Editor’s Notes: Ricki and the Flash is currently open in wide theatrical release. For more on the film, read Ricki and the Flash: A Wonderful Celebration of Life by Daniel Tucker.
Ricki and the Flash is like Diablo Cody’s version of a stream-of-consciousness narrative. Or maybe it’s just Jonathan Demme’s version of a Diablo Cody screenplay. A little of both may be true, but whatever description one chooses to apply, this latest effort from both Oscar winners is intriguing specifically because it is willing to tackle several issues at its whim, as they arise organically from whatever scenario the characters find themselves in.
Willing to tackle several issues at its whim, as they arise organically from whatever scenario the characters find themselves in.
More intriguing still is that this feels like a new mode of thematic experimentation for both filmmakers. While there are signature off-kilter visual flourishes from Demme, and the characters occasionally rifle off biting one-liners befitting the style Cody practically invented in Juno, the execution feels different, as if they are working in an exploratory style, instinctively striking on specific themes and following each down tangents that may or may not flow easily back into the central narrative.
What, for that matter, is the central narrative here? The trailers would indicate this is a twisted family story in which the black sheep – in this case the title character, Ricki (Meryl Streep), who long ago left her family to pursue a career as a rocker – is summoned home to care for her estranged daughter (played by Streep’s real-life daughter, Mamie Gummer), who is in crisis after being left by her husband. And yes, the notions of broken families and fractured bonds run strong throughout – sort of functioning as the core threads that draw all the disparate strands together – they feel at once a little more stringent coming from Cody, a little softer coming from Demme, and a little more nebulous coming from both.
Cody has layered theme and character more elegantly in previous works, but here there is an urgency, an insistence to unleash ideas that have been boiling within.
After all, the daughter-in-tailspin storyline really only encompasses the film’s first act…and maybe it bleeds over into the second, if only because the screenplay purposely disfigures its own structure. There’s also a pending wedding, for Ricki’s son (Sebastian Stan), to which Ricki is not invited. Much awkwardness results. Ricki’s other son (Peter Demme) is gay, which gets under Ricki’s skin since she is a strident conservative. There still seems to be some spark with her ex-husband (Kevin Kline, very good) even though he’s happily remarried and Ricki’s band partner (Rick Springfield) clearly loves her. And her name’s not Ricki, by the way…it’s Linda. So there are questions of identity…who is she, what did she want to be, what should she be, can she change?
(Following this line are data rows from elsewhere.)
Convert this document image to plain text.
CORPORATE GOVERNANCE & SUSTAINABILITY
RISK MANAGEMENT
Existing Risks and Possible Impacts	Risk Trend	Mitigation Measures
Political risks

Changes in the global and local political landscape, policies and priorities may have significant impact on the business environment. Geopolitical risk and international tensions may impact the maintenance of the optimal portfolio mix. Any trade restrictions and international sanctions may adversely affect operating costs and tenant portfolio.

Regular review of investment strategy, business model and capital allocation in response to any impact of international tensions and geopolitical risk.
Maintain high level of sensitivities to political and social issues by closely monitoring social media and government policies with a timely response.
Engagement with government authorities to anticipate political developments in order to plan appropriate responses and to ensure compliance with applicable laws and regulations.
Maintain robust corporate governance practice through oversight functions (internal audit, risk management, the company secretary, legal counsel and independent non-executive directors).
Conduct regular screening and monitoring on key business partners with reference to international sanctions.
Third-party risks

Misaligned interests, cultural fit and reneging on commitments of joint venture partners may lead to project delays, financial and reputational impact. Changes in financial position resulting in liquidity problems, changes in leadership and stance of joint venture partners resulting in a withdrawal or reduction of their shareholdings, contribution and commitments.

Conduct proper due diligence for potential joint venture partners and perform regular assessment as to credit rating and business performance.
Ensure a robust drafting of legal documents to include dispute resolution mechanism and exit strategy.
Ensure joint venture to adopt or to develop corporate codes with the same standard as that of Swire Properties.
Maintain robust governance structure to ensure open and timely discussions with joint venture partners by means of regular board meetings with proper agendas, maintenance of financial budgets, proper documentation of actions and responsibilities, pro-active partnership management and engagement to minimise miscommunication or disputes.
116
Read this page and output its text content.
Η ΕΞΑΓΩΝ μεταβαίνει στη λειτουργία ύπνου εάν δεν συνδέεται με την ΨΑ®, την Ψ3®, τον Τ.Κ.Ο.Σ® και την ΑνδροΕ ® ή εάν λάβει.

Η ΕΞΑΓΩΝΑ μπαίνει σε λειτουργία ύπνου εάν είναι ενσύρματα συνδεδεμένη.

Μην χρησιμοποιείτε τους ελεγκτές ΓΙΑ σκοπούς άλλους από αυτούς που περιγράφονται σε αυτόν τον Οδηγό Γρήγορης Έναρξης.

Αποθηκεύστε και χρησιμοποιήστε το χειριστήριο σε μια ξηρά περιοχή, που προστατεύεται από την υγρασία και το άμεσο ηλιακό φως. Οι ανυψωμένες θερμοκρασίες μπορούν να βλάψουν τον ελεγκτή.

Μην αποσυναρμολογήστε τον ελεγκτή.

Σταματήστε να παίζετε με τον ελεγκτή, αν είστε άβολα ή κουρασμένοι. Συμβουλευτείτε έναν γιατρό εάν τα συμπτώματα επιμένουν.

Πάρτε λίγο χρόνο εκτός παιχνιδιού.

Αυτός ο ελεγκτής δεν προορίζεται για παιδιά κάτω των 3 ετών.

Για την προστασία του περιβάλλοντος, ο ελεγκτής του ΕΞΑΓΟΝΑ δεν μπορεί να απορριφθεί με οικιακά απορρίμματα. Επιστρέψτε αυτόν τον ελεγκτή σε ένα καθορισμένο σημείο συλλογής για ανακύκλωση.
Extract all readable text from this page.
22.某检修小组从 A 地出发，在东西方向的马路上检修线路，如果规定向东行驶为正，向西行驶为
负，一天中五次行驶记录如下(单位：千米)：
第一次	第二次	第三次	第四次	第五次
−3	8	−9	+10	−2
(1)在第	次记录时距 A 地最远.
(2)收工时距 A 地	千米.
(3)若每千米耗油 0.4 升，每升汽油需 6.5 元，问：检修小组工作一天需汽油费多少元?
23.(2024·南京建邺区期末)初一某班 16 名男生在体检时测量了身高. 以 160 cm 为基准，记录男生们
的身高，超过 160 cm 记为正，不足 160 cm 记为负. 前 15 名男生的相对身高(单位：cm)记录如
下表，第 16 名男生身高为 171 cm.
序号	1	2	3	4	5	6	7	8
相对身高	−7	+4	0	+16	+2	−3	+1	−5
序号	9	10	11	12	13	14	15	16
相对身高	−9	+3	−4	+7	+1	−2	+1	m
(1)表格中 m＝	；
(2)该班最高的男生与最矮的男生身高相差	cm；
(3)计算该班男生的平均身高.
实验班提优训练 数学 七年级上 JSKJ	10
You get the idea…it’s kind of a mess. But that’s purposeful, since life’s kind of a mess, too. And for all of the charges against Cody for being too cutesy with dialogue and too elevated in terms of story and theme, Ricki and the Flash strikes me as her most grounded, most realistically cynical work yet. With Demme’s help, it is delivered with the tone of angry sputters, with observations on class, empathy, and human capacity for growth dropped heavily on top of the narrative, fierce and raw. Honestly, Cody has layered theme and character more elegantly in previous works, but here there is an urgency, an insistence to unleash ideas that have been boiling within. Ricki is the embodiment of misplaced anger, a victim of a sometimes-cruel world, but also a victim of her own making. It’s a very precise and beautiful characterization from Streep, who seems to land an Oscar nomination every year, but my bet would be this work isn’t concrete enough for Academy tastes.
Very little, in fact, is concrete in Ricki and the Flash, which is frustrating from a narrative perspective but invigorating from a thematic one. Can Ricki’s daughter overcome her depression and learn to live again? Maybe, though it’s not made clear. Does Ricki have any right to attend her son’s wedding? Not particularly, since she’s been absent and incommunicative for so long. Is “healing” a realistic goal for a family so fractured and resentful, can they all “be ok”? Maybe and maybe not. In a moment, it seems Ricki the rocker may have the ability to bring everyone together through the magic of song, but what happens after that moment is anyone’s guess. But life, at its essence, is a splintered collection of those moments – some good, some bad, not all of them cohesive yet the sum total of them forging who we are. Ricki and the Flash is all about the moments. Figuring out where they lead is up to us.
Life, at its essence, is a splintered collection of those moments – some good, some bad, not all of them cohesive yet the sum total of them forging who we are. Ricki and the Flash is all about the moments. Figuring out where they lead is up to us.